I was kind of groggy the next day and the only thing kept me going was that we were getting closer to Derry and Aisling’s flat and I managed to put the thought that Frances would be there too out of my mind. We all went to the upstairs part of a pub in Claudy that night and I was slurring my words even before I got half way through the third pint. The whole lot of us had to leave together in case anybody got lost and somebody led us across the street and down this long alleyway to a big hall. I remember saying to myself holding Aisling’s hand that if I got to Derry alive I was never going to lie on a wooden floor again. Back, feet, neck, the whole lot of me was feeling it and all I wanted to do was go to sleep. I didn’t think I’d even be fit to make love in the unlikely event Frances would allow it.

But I wasn’t getting sleeping for a while yet. There was a big stage at the back of the hall and before you knew it some self-appointed leaders were up on it, not Michael Farrell because he really was the leader, but these self-appointed ones that started spouting all this stuff about what they were going to do the next day when we got to Derry. I couldn’t make much sense of half of it but they weren’t going to let John Hume or anybody else from the Citizens’ Action Committee steal their thunder, that was for sure.

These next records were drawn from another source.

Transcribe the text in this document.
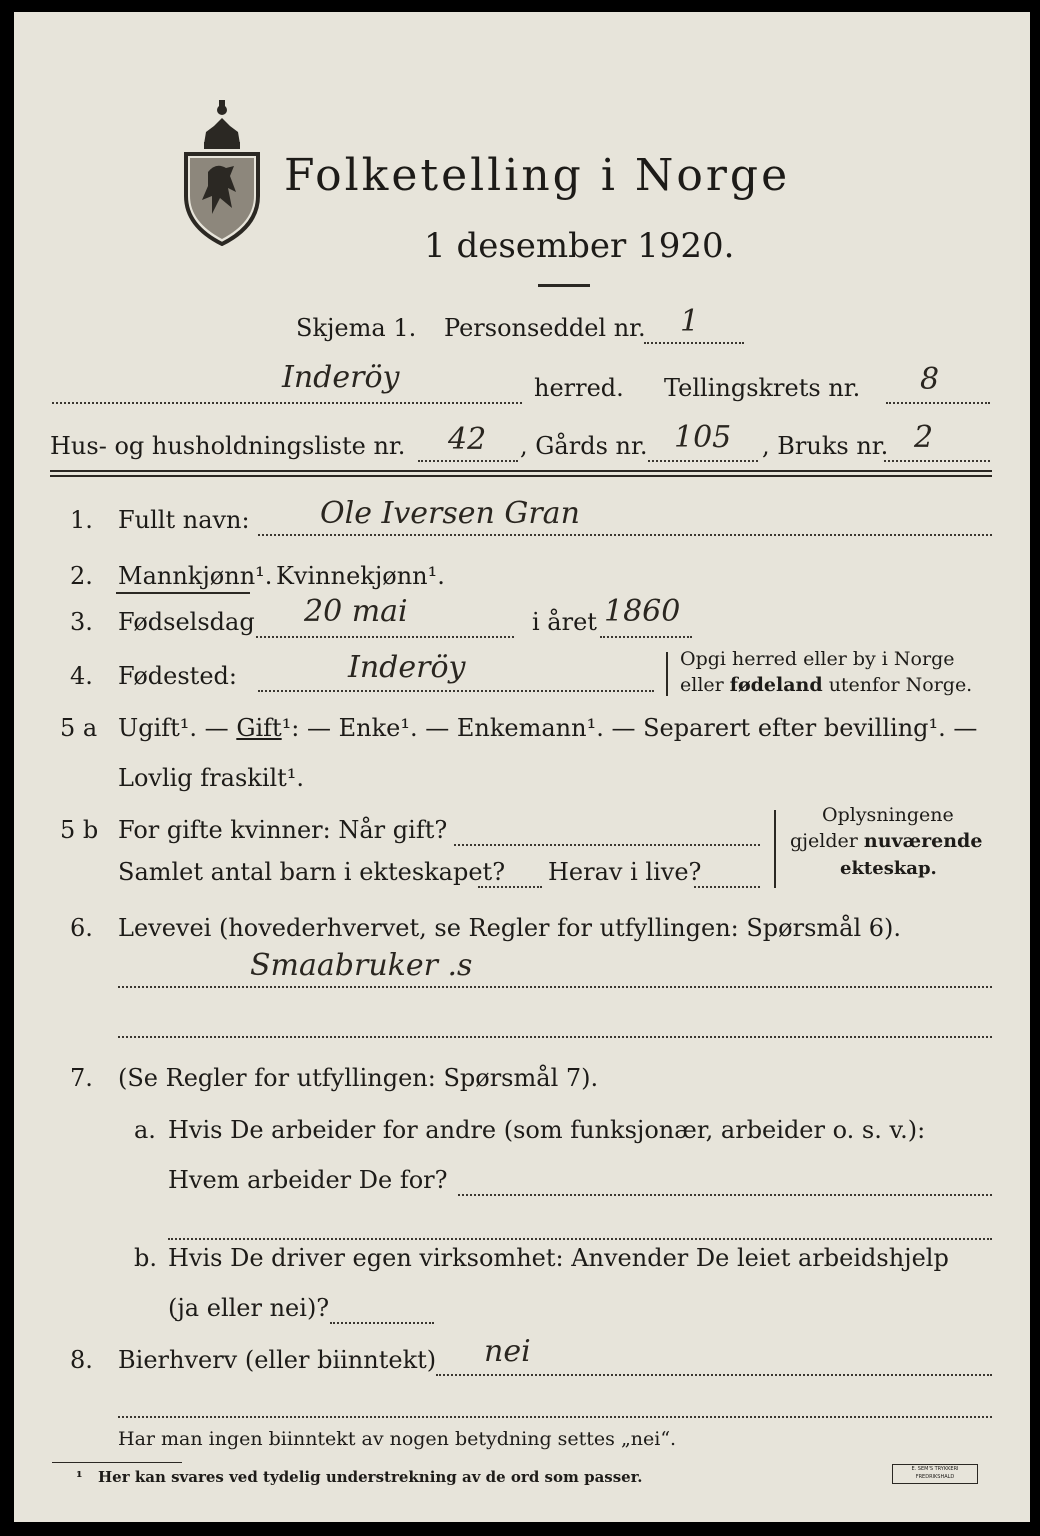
Folketelling i Norge
1 desember 1920.
Skjema 1. Personseddel nr. 1
Inderöy	herred. Tellingskrets nr. 8
Hus- og husholdningsliste nr. 42 , Gårds nr. 105 , Bruks nr. 2
1. Fullt navn: Ole Iversen Gran
2. Mannkjønn¹. Kvinnekjønn¹.
3. Fødselsdag 20 mai	i året 1860
4. Fødested:	Inderöy	Opgi herred eller by i Norge
eller fødeland utenfor Norge.
5 a Ugift¹. — Gift¹: — Enke¹. — Enkemann¹. — Separert efter bevilling¹. —
Lovlig fraskilt¹.
5 b For gifte kvinner: Når gift?
Samlet antal barn i ekteskapet? Herav i live?
Oplysningene
gjelder nuværende
ekteskap.
6. Levevei (hovederhvervet, se Regler for utfyllingen: Spørsmål 6).
Smaabruker .s
7. (Se Regler for utfyllingen: Spørsmål 7).
a. Hvis De arbeider for andre (som funksjonær, arbeider o. s. v.):
Hvem arbeider De for?
b. Hvis De driver egen virksomhet: Anvender De leiet arbeidshjelp
(ja eller nei)?
8. Bierhverv (eller biinntekt) nei
Har man ingen biinntekt av nogen betydning settes „nei“.
¹ Her kan svares ved tydelig understrekning av de ord som passer.	E. SEM'S TRYKKERI
FREDRIKSHALD
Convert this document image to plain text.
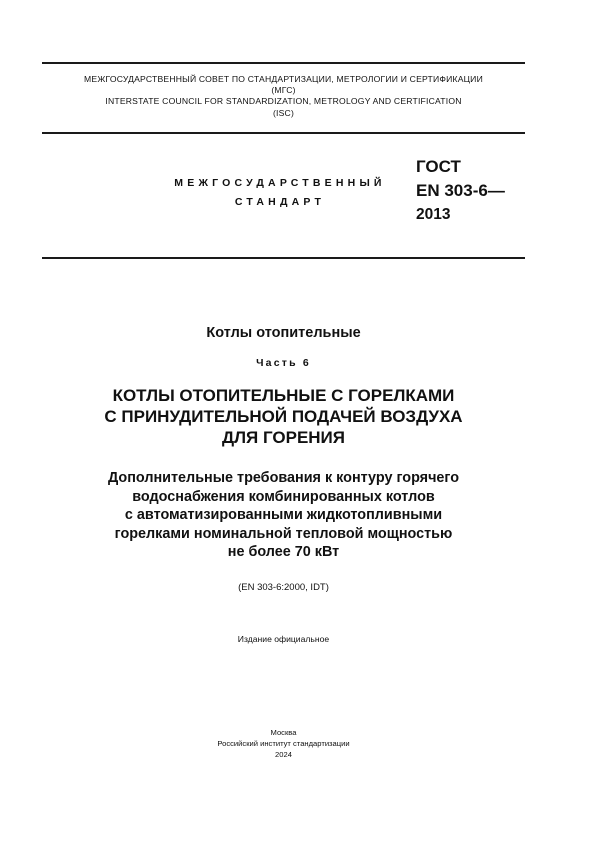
МЕЖГОСУДАРСТВЕННЫЙ СОВЕТ ПО СТАНДАРТИЗАЦИИ, МЕТРОЛОГИИ И СЕРТИФИКАЦИИ
(МГС)
INTERSTATE COUNCIL FOR STANDARDIZATION, METROLOGY AND CERTIFICATION
(ISC)
МЕЖГОСУДАРСТВЕННЫЙ
СТАНДАРТ
ГОСТ
EN 303-6—
2013
Котлы отопительные
Часть 6
КОТЛЫ ОТОПИТЕЛЬНЫЕ С ГОРЕЛКАМИ
С ПРИНУДИТЕЛЬНОЙ ПОДАЧЕЙ ВОЗДУХА
ДЛЯ ГОРЕНИЯ
Дополнительные требования к контуру горячего
водоснабжения комбинированных котлов
с автоматизированными жидкотопливными
горелками номинальной тепловой мощностью
не более 70 кВт
(EN 303-6:2000, IDT)
Издание официальное
Москва
Российский институт стандартизации
2024
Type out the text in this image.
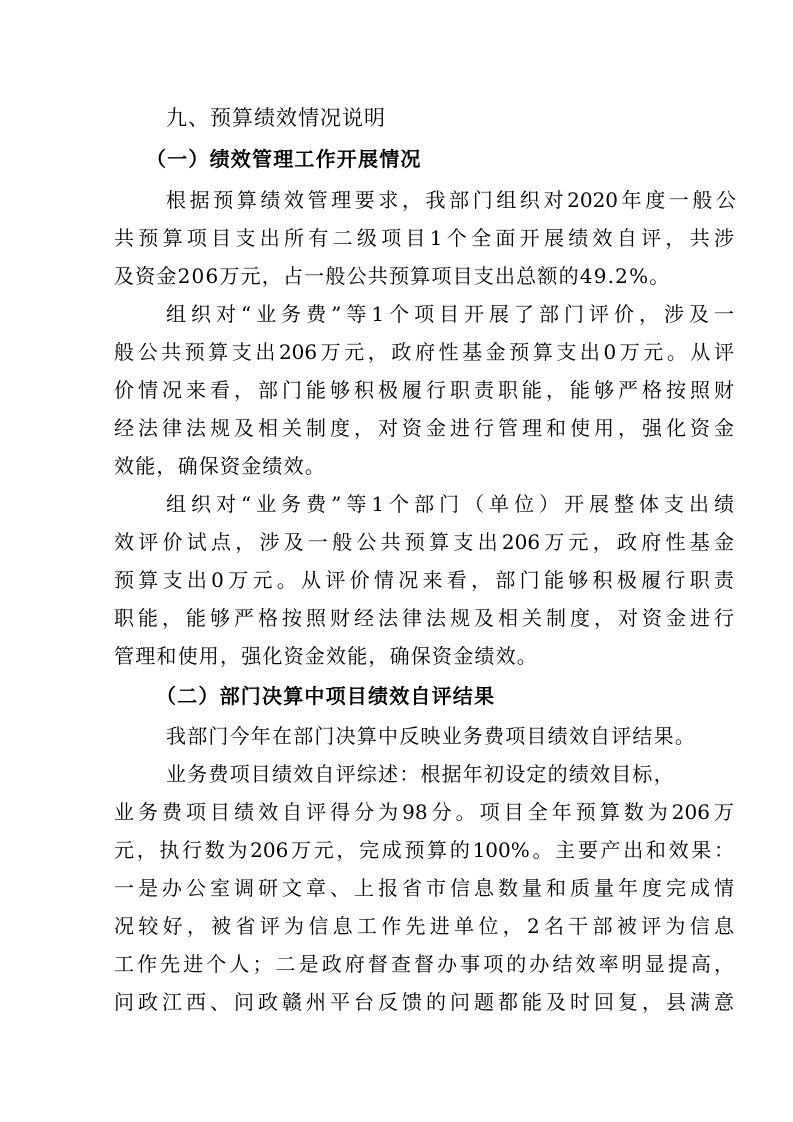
九、预算绩效情况说明
（一）绩效管理工作开展情况
根据预算绩效管理要求，我部门组织对2020年度一般公
共预算项目支出所有二级项目1个全面开展绩效自评，共涉
及资金206万元，占一般公共预算项目支出总额的49.2%。
组织对“业务费”等1个项目开展了部门评价，涉及一
般公共预算支出206万元，政府性基金预算支出0万元。从评
价情况来看，部门能够积极履行职责职能，能够严格按照财
经法律法规及相关制度，对资金进行管理和使用，强化资金
效能，确保资金绩效。
组织对“业务费”等1个部门（单位）开展整体支出绩
效评价试点，涉及一般公共预算支出206万元，政府性基金
预算支出0万元。从评价情况来看，部门能够积极履行职责
职能，能够严格按照财经法律法规及相关制度，对资金进行
管理和使用，强化资金效能，确保资金绩效。
（二）部门决算中项目绩效自评结果
我部门今年在部门决算中反映业务费项目绩效自评结果。
业务费项目绩效自评综述：根据年初设定的绩效目标，
业务费项目绩效自评得分为98分。项目全年预算数为206万
元，执行数为206万元，完成预算的100%。主要产出和效果：
一是办公室调研文章、上报省市信息数量和质量年度完成情
况较好，被省评为信息工作先进单位，2名干部被评为信息
工作先进个人；二是政府督查督办事项的办结效率明显提高，
问政江西、问政赣州平台反馈的问题都能及时回复，县满意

This guy Mickey Mulcahy that I know, fully paid-up leftwing loophead he is, seemed to be the main spokesman for these ones and it was obvious he fancied himself as some kind of orator. I have a dream that this country of ours will rise up. Christ. Martin Luther Mulcahy. It’s the firewater, I was thinking, that and probably joints half the day as well. He was calling John Hume and them traitors and collaborators looking for their place in the sun and what was the other thing he said they were doing, yes, that they were out to line their pockets with the queen’s shilling when it was our blood was going to be spilt.

Bloody ridiculous, I thought, people with drink in them shouldn’t be allowed to just stand up there and influence people like that. I got to my feet really mad and was going to let Mickey know a thing or two but before I could open my mouth somebody else started. “I speak for the silent majority,” he shouted, “and I’m telling you now, it doesn’t matter who gets the credit. This is about ordinary people’s civil rights, not about Mickey Mulcahy feeling miffed.”  I felt somebody pulling at my elbow then and Aisling all urgent whispered, “Leave it Jeremiah. Here, sit down,” and I lost my balance and fell half on top of her. “You spoke well,” she said sort of smiling and she had her hand on my leg, “but you were talking shite.” I didn’t mind what I’d been talking. I was beside her and she was handling me. She’d squeezed me in between her and Frances and your woman was sitting there with a face on her but there wasn’t a thing she could do about it.

The speeches stopped a wee while after that and somebody put the lights out and then, heaven. Last day of the march coming up and it didn’t matter if the world ended sometime in the middle of it, nothing mattered except the night and the girl beside me. We didn’t speak, we didn’t need to, everything she did showed she was mine.